Tanke played his original compositions on a classical pipe organ, and Obmana then processed parts of these electronically. The organ tends to occupy the upper register while Obmana’s treatments rumble away in counterpoint. The pace is formidably slow: Tanke plays the organ with evident respect for its origins, careful not to rob the instrument of its spiritual context. Obmana layers in sonorous drones to the point where it becomes hard to distinguish between his contributions and those of Tanke. The combination is reminiscent in places of such monuments to inner space as Tangerine Dream’s Phaedra and Vangelis’ Blade Runner soundtrack, enveloping the listener in warm cocoons of sound.

Occasionally the mood deepens. On the lengthy ‘Canon III’ the electronics quietly recede, allowing the dramatic swell of the organ to dominate. On ‘Choral (Midi-Etude)’ the clicks and noises of the original acoustic recording are looped to form soft but ominous beats. Such interventions strengthen the impact of this impressive recording.

(Originally published in The Sound Projector 8, 2000)

Vidna Obmana & Serge Devadder: The Shape of Solitude

Vidna Obmana is a Belgian sound sculptor whose recent Motives for Recycling, a remix of work by Asmus Tietchens, was reviewed in the last Sound Projector. On this occasion he teams up with guitarist Serge Devadder for an hour’s worth of fairly run-of-the-mill Ambient fare.

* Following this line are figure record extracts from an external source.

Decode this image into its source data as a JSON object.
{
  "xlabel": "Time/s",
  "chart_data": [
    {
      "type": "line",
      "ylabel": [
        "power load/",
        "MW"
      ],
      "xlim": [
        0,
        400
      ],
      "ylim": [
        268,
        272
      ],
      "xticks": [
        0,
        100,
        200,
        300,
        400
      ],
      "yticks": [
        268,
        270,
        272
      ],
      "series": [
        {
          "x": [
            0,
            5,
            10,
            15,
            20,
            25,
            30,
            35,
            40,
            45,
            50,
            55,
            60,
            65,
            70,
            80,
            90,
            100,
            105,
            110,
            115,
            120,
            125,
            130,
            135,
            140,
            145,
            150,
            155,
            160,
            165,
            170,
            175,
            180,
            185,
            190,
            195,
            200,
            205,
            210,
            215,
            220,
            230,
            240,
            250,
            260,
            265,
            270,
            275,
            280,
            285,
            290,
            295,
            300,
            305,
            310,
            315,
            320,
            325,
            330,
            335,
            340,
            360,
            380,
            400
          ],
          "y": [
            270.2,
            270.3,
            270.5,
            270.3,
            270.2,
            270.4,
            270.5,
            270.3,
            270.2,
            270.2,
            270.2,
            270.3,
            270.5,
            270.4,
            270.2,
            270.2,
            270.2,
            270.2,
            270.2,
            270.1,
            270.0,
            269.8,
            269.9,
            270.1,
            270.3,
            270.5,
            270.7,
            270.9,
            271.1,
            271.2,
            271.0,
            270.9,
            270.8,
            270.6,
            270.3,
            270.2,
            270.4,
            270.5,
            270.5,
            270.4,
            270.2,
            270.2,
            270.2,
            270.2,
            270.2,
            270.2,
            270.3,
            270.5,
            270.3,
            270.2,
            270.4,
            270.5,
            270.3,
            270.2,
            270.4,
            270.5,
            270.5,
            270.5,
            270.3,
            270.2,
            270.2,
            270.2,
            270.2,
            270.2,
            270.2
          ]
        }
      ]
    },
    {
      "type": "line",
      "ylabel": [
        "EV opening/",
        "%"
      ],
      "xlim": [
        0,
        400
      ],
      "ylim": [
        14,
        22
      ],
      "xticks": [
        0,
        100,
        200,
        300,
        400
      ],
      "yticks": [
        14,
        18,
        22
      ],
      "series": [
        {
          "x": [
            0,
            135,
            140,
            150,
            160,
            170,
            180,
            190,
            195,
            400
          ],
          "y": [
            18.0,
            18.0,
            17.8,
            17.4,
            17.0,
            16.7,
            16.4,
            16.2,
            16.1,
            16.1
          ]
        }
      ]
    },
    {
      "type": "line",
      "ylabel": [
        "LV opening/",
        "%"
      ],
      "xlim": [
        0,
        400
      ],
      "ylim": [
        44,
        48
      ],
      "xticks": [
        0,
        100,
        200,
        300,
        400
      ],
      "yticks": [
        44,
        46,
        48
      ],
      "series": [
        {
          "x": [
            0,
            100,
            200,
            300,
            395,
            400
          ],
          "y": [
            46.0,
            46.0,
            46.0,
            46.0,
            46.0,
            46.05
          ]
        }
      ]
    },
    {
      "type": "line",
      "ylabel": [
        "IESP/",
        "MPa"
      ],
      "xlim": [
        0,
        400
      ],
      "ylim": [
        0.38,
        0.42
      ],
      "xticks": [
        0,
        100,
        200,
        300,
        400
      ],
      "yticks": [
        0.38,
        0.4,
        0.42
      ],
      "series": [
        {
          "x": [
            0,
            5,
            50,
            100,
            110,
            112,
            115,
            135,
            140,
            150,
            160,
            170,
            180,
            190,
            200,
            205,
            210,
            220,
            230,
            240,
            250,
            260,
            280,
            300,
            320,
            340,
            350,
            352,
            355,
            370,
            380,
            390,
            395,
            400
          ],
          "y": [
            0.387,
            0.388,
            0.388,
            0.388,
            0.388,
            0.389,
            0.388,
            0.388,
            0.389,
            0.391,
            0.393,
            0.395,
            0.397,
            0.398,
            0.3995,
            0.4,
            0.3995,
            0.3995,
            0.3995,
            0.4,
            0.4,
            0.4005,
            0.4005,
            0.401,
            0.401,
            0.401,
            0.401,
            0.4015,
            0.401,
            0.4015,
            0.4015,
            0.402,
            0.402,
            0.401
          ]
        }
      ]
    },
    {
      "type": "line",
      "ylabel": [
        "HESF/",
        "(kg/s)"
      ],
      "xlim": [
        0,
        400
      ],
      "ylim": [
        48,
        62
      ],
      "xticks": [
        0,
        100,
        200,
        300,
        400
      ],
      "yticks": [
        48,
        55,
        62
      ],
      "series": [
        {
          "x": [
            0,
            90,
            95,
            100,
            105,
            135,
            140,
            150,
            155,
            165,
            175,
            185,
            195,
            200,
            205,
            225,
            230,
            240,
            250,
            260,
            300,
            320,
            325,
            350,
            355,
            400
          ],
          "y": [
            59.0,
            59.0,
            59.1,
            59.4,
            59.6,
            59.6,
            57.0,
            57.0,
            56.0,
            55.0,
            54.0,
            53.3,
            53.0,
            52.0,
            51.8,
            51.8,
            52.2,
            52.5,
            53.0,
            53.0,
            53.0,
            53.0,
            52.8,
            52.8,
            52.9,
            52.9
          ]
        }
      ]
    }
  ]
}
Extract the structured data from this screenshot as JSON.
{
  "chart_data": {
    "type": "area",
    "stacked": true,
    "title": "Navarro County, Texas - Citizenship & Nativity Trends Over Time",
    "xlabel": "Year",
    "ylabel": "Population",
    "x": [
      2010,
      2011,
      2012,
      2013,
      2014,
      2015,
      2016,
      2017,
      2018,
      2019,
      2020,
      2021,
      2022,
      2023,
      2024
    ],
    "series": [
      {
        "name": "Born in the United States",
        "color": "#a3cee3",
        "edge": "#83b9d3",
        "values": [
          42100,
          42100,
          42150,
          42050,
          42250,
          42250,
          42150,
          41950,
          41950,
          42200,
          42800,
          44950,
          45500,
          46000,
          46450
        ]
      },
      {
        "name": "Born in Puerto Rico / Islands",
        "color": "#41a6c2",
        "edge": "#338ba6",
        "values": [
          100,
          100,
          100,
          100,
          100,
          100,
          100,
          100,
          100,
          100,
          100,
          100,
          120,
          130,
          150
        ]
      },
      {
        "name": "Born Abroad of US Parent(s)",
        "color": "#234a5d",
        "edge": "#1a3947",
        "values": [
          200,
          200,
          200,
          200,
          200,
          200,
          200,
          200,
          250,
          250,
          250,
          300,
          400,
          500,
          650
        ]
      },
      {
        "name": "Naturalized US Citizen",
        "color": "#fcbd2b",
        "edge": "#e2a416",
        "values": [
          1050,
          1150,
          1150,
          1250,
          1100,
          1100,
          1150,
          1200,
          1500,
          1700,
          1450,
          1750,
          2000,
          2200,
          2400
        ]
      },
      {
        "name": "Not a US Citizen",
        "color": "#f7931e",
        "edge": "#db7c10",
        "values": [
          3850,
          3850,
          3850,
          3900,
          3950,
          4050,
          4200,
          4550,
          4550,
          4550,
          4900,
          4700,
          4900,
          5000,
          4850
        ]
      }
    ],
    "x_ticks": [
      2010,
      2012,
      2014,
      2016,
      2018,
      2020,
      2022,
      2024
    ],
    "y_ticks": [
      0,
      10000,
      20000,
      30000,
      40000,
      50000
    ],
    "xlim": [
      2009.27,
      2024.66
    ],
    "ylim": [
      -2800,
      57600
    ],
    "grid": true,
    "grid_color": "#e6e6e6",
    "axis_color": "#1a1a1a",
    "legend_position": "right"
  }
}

The CD opens with some virtuoso guitar playing from Devadder. His technique may be faultless, but the effect is soporific. Interwoven with these tasteful pluckings are Obmana’s more testing manipulations, which gradually come to dominate the album.

‘Perceptual Edge’ sees Devadder’s playing move up a notch, his intricate picking complemented nicely by Obmana’s sustained washes of sound. The lengthy ‘A Stinging Memory Of Shared Skin’ is the album’s high point; the heavily treated guitar floats malevolently around the listener, producing an eerie, alien sound world. This ominous mood continues in the album’s effective closing piece, ‘Leaving This Place Again’.

Over the course of an hour, however, interest palls. The above highlights aside, it all sounds so terribly inert, its aimlessness evidence of a lack of imagination and spirit rather than any kind of contemplative detachment.